Quelle: Verlagsgruppe Random House
Als Leser bekommt man die letzten Momente im Leben von Harthman mit. Ein Autounfall, seine Frau ist offensichtlich tot, bei ihm wurden die Beine abgequetscht. Konsequent erzählt Brandhorst auch weiter aus seiner Perspektive. Diese Beschränkung ist für die Handlung enorm wichtig, denn so weiss man als Leser genau nur das, was Harthman Stück für Stück über die Stadt und ihre merkwürdigen Bewohner erfährt.
Tod und Vergessen
Harthman weigert sich, sich für eine der Fraktionen in der Stadt zu entschieden. Grund dafür ist seine Unruhe und das Verlangen, dem Geheimnis der Stadt auf den Grund zu gehen. Vor allem aber, aus ihr zu entfliehen. Und das, obwohl ein magischer Supermarkt alles nur erdenkliche kostenlos zur Verfügung stellt — solange man ihn nicht bewaffnet betritt. In der Stadt, so lernt Harthman recht schnell, kann man nicht sterben. Je nach dem, wo man sich befindet, dauert das erneute Aufwachen länger oder vollzieht sich kürzer. In jedem Fall aber büsst man bei jedem erneuten Tod ein Teil seiner Erinnerungen ein, wie andere Bewohner der Stadt behaupten.
Die Gemeinschaft rund um den Supermarkt lebt in der Stadt, aber eben nicht im Paradies. Sie wird bedroht von den „Streunern“, eine Gruppe, die sich nicht den Regeln der Gemeinschaft beugen wollte. Hinzu kommt ein mysteriöser Nebel, der immer wieder wie Ebbe und Flut auftaucht. Mit ihm kommen Monster, welche die Bewohner angreifen. Zusätzlich gibt es auch noch mysteriöse, umherwandernde Schatten, deren Aufmerksamkeit sich auf Harthman zu konzentrieren scheint.
Missverständnis Jenseits
Was das Buch nicht bietet, ist eine tiefgründige Beschäftigung mit dem Jenseits und dem Leben nach dem Tod. Andreas Brandhorst will mit Die Stadt unterhalten — was ihm vorzüglich gelingt. Esoterisch angehaucht ist der Roman auf keinen Fall. Ob der Kern der Geschichte tatsächlich dafür taugt, über Schuld und Sühne nachzudenken, sollte jeder für sich selber entschieden. Dem Sog der Geschichte kann man sich nach den ersten Seiten in jedem Fall nicht entziehen. Die Stadt erscheint einem sehr plastisch vor Augen und die Figur Benjamin Harthman schließt näher zu einem selber auf, als manchem von uns lieb sein dürfte.
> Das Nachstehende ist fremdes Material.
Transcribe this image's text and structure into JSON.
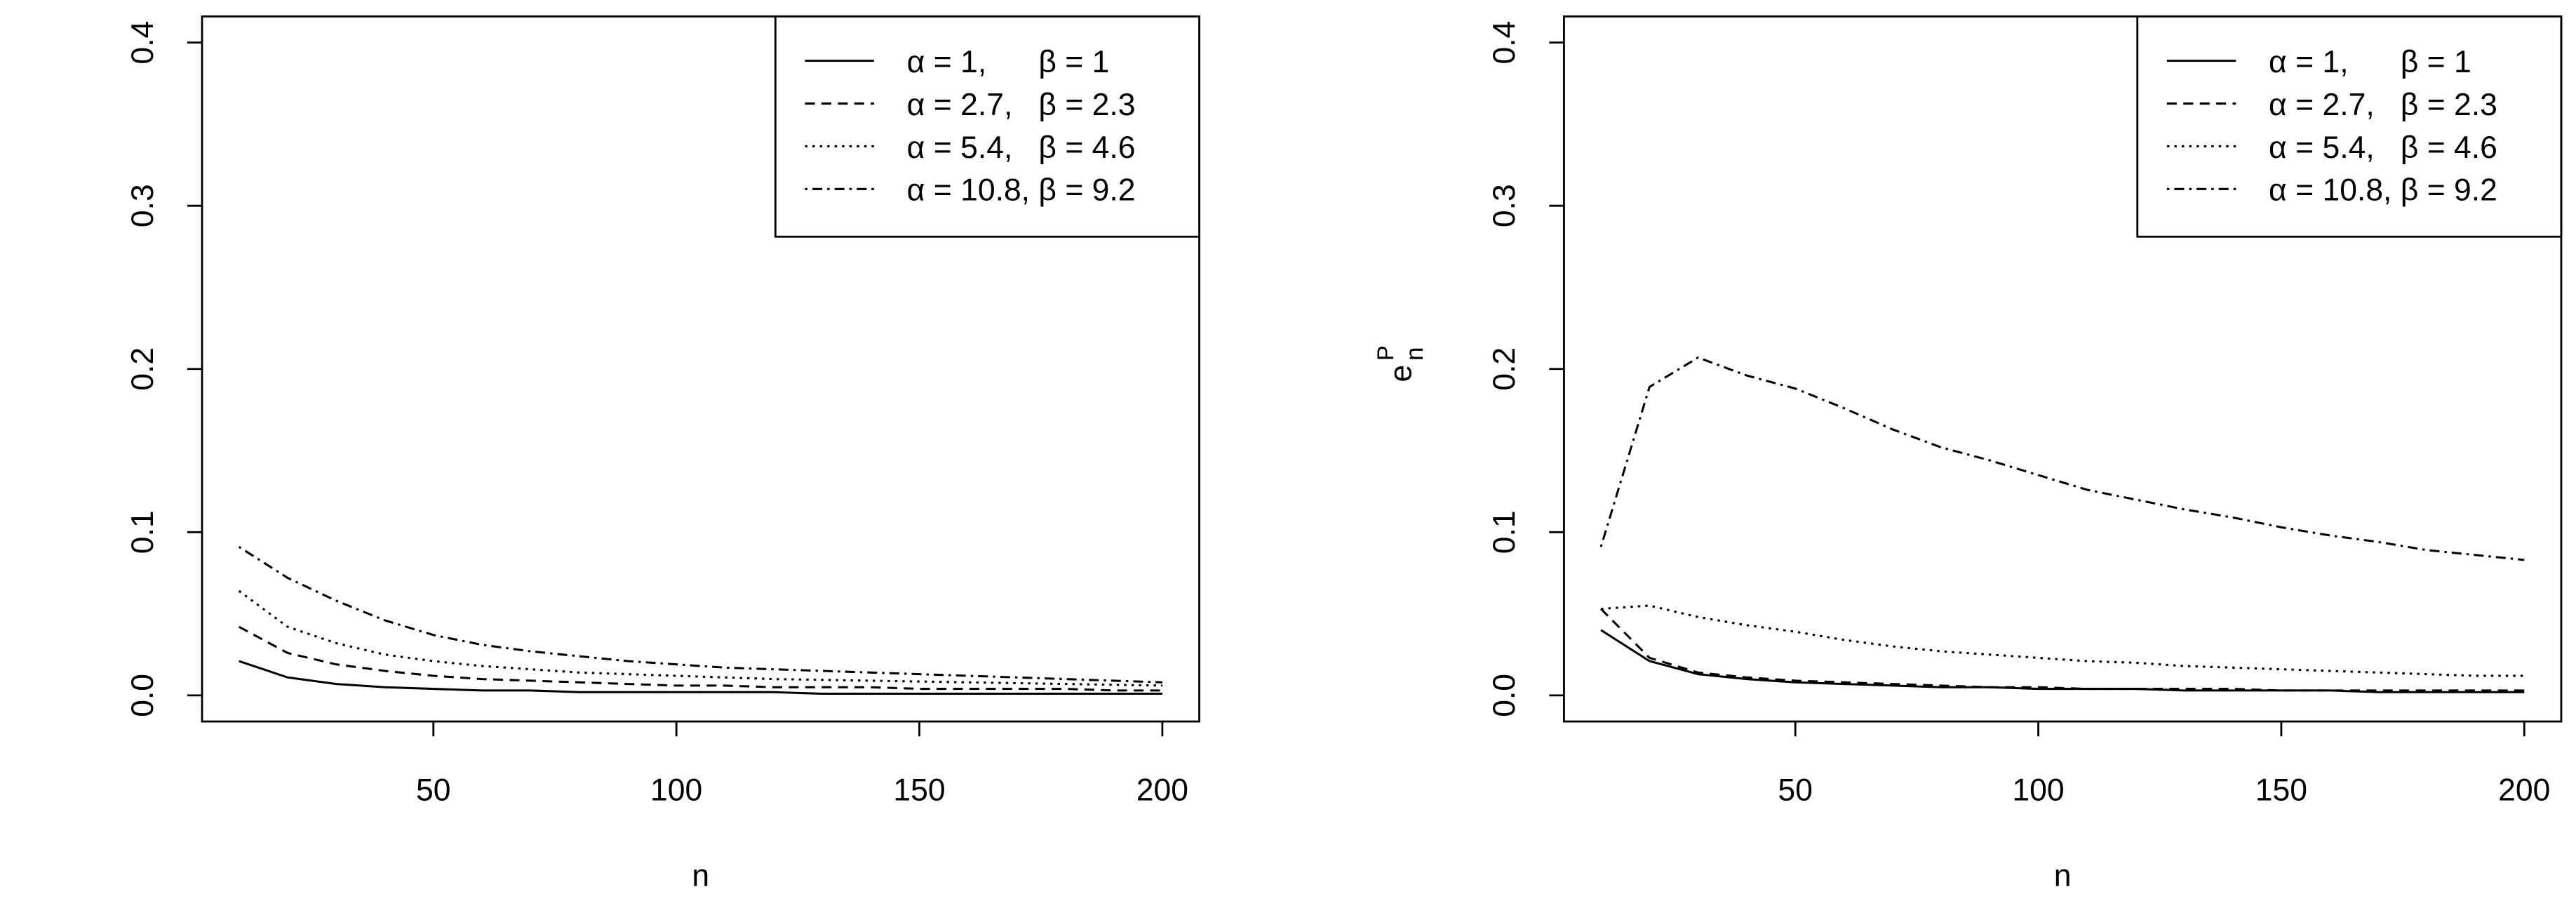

Man ist bei ihr, auch wenn man mit manchen von dem, was Harthman tut oder getan hat, nicht einverstanden sein wird. Nicht einverstanden sein wird auch so manche Leserin oder Leser mit dem Ende des Romans. Darüber ließe sich trefflich streiten. Ein schlechtes Buch wird durch das Ende allerdings nicht.